はあはあ息をあげるカオウの手をとり、右肩の印に触れさせる。
指先から金色の魔力が体の中を流れ、次第にカオウの足のしびれが消えていった。
「なんだよツバキ。俺、何かした?」
床に胡座をかいて非難がましい目で見上げると、ツバキは頬を染めて顔をぷいっとそらした。
何してたっけと思い返す。
(寝てただけだよなあ。……そういえば夢にツバキ出てきて…………。まさか)
やけに生生しい夢だった。カオウは恥ずかしくなり手の甲で唇を押さえる。
「あれ……夢じゃない?」
「知らない!」
ツバキはぷんすか怒ってソファへ勢いよく腰掛けた。
(やばい可愛い)
カオウも隣へ座り、ツバキの袖を引く。
「不可抗力だし仕方ないだろ」
「もういいから!」
ツバキはそっぽを向いたままカオウの手を振りほどく。
これは本当に怒ってると感じ、もう少しからかいたい気持ちを仕舞った。
「そういえば能力操れるようになったんだな。いつから?」
「え……気づいたら、かな」
そう答える横顔がわずかに強張り、カオウは訝しむ。
「何かあった?」
「別に何もないわ」
「そういえば俺がいない間、何があったのか聞いてないけど」
「ただ公務してただけよ」
じっとツバキを凝視する。長年一緒にいるのだから、彼女が何か隠していることなどすぐにわかる。
(今まで秘密なんてなかったのに)
嫌な予感がしてツバキの肩を掴んだとき、扉をノックする音がした。
侍女が答えるとトキツとギジーが入ってくる。
「カオウ、今から武器市場行くんだけど一緒に行くか?」
「え! 行きたい!」
カオウは勢いよく立ち上がった。ほっとした顔のツバキを視界の隅に捉え、もやもやした気持ちと共に部屋を出た。

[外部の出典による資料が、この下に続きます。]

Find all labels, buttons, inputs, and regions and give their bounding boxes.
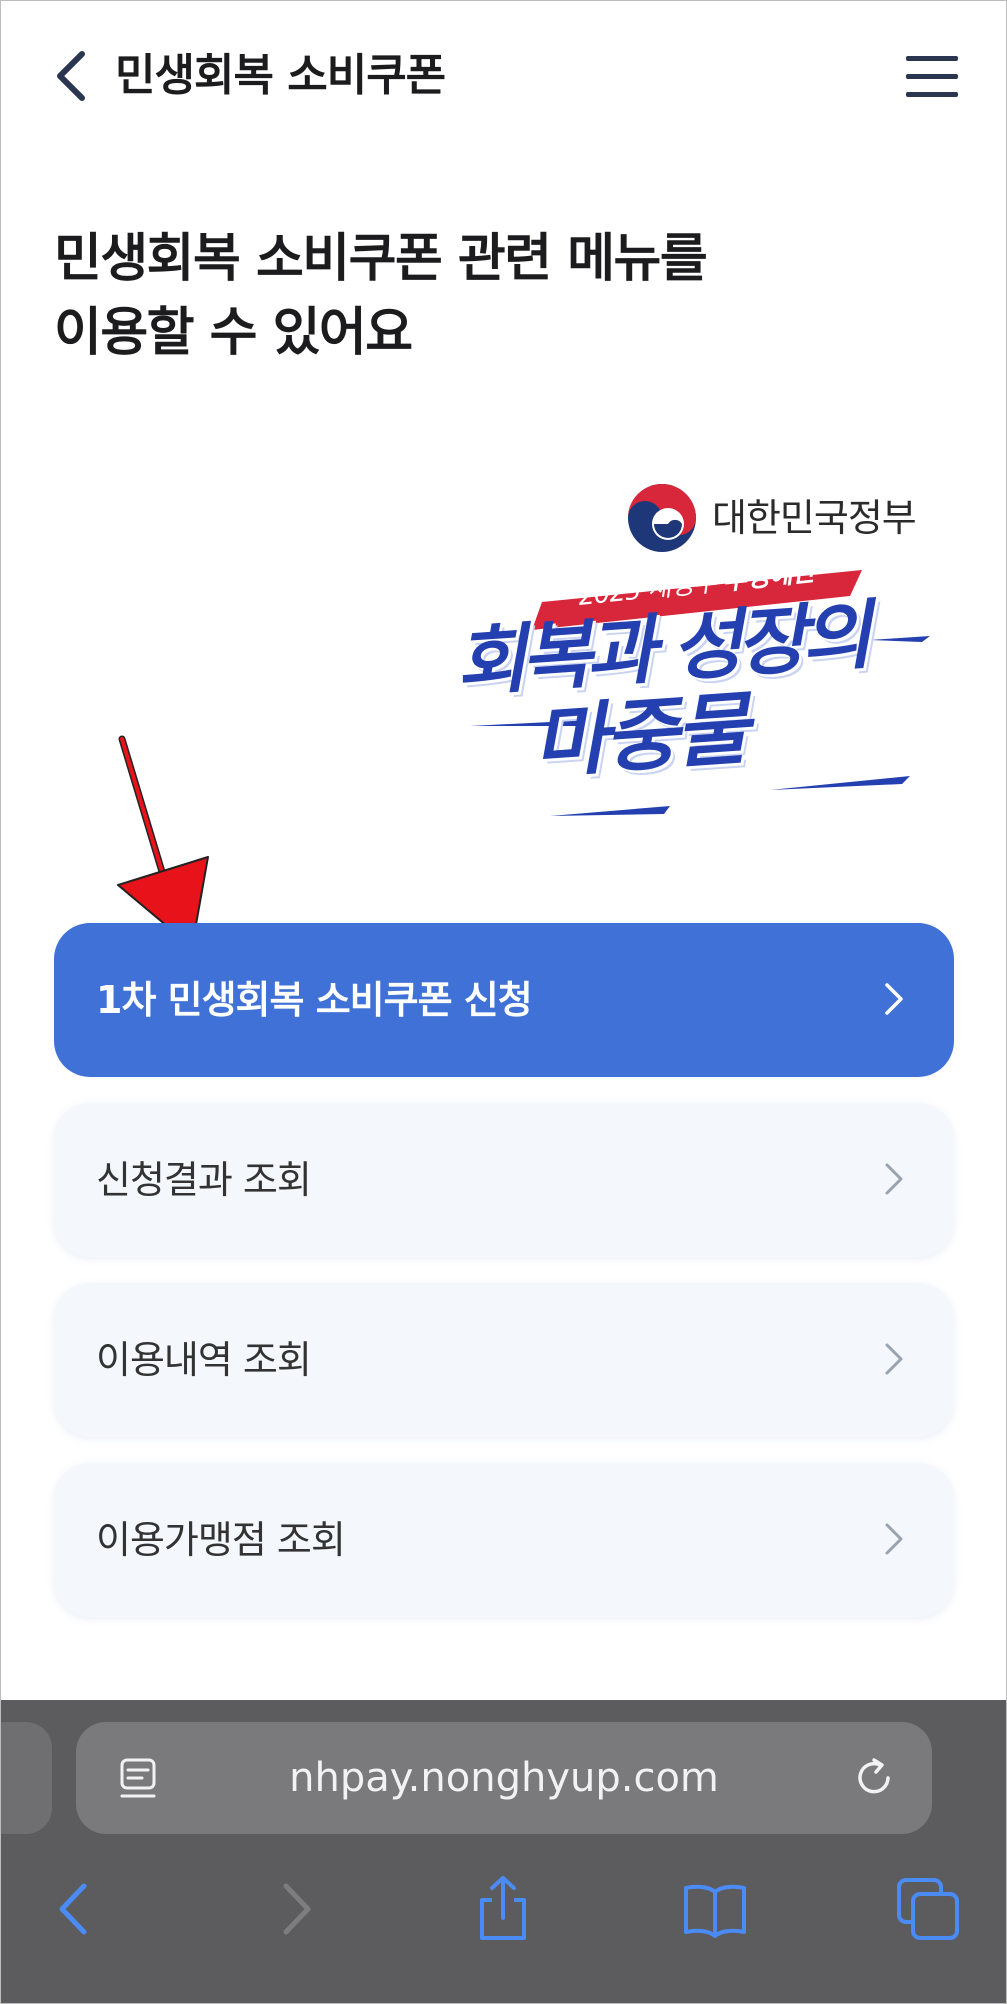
usage-history-button[interactable]: 이용내역 조회 [54, 1283, 954, 1437]
chevron-left-icon [57, 51, 85, 101]
chevron-right-icon [885, 1163, 903, 1195]
merchant-search-button[interactable]: 이용가맹점 조회 [54, 1463, 954, 1617]
chevron-right-icon [885, 983, 903, 1015]
taegeuk-logo-icon [628, 484, 696, 552]
red-arrow-annotation-icon [117, 735, 209, 948]
menu-item-label: 이용가맹점 조회 [96, 1518, 346, 1562]
tabs-icon [897, 1878, 959, 1940]
headline-line-1: 민생회복 소비쿠폰 관련 메뉴를 [54, 229, 708, 289]
forward-icon [283, 1883, 311, 1935]
hamburger-icon [906, 56, 958, 97]
page-title: 민생회복 소비쿠폰 [115, 50, 446, 101]
back-button[interactable] [48, 48, 98, 104]
previous-tab-pill[interactable] [0, 1722, 52, 1834]
app-header: 민생회복 소비쿠폰 [0, 0, 1007, 150]
browser-forward-button[interactable] [258, 1874, 328, 1944]
menu-item-label: 이용내역 조회 [96, 1338, 312, 1382]
address-bar[interactable]: nhpay.nonghyup.com [76, 1722, 932, 1834]
check-result-button[interactable]: 신청결과 조회 [54, 1103, 954, 1257]
headline-line-2: 이용할 수 있어요 [54, 303, 413, 363]
tabs-button[interactable] [893, 1874, 963, 1944]
slogan: 회복과 성장의 마중물 [439, 588, 937, 794]
share-button[interactable] [468, 1874, 538, 1944]
browser-bottom-bar: nhpay.nonghyup.com [0, 1700, 1007, 2004]
apply-coupon-button[interactable]: 1차 민생회복 소비쿠폰 신청 [54, 923, 954, 1077]
hamburger-menu-button[interactable] [902, 52, 962, 102]
browser-back-button[interactable] [42, 1874, 112, 1944]
bookmarks-button[interactable] [680, 1874, 750, 1944]
menu-item-label: 신청결과 조회 [96, 1158, 312, 1202]
menu-item-label: 1차 민생회복 소비쿠폰 신청 [96, 978, 533, 1022]
coupon-menu-list: 1차 민생회복 소비쿠폰 신청 신청결과 조회 이용내역 조회 이용가맹점 조회 [54, 923, 954, 1643]
government-name: 대한민국정부 [712, 496, 917, 540]
chevron-right-icon [885, 1343, 903, 1375]
share-icon [480, 1876, 526, 1940]
back-icon [59, 1883, 87, 1935]
reload-icon[interactable] [852, 1756, 898, 1802]
url-text: nhpay.nonghyup.com [289, 1755, 719, 1801]
browser-toolbar [0, 1854, 1007, 1964]
bookmarks-icon [684, 1884, 746, 1938]
chevron-right-icon [885, 1523, 903, 1555]
page-headline: 민생회복 소비쿠폰 관련 메뉴를 이용할 수 있어요 [54, 222, 954, 370]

カオウがいなくなるのを見計らったように、続いて女官が入室する。
「セイレティア様。陛下がお呼びです」
ツバキは気まずさが増すのを感じた。わざわざカオウを遠ざけてから呼びに来たところを見ると、彼に知られたくない話をするのだろう。
女官に従って皇帝の執務室へ行くと、予想通り兄は開口一番にこう言った。
「良い話と悪い話、どちらから聞きたい?」
ツバキは深い深いため息をついた。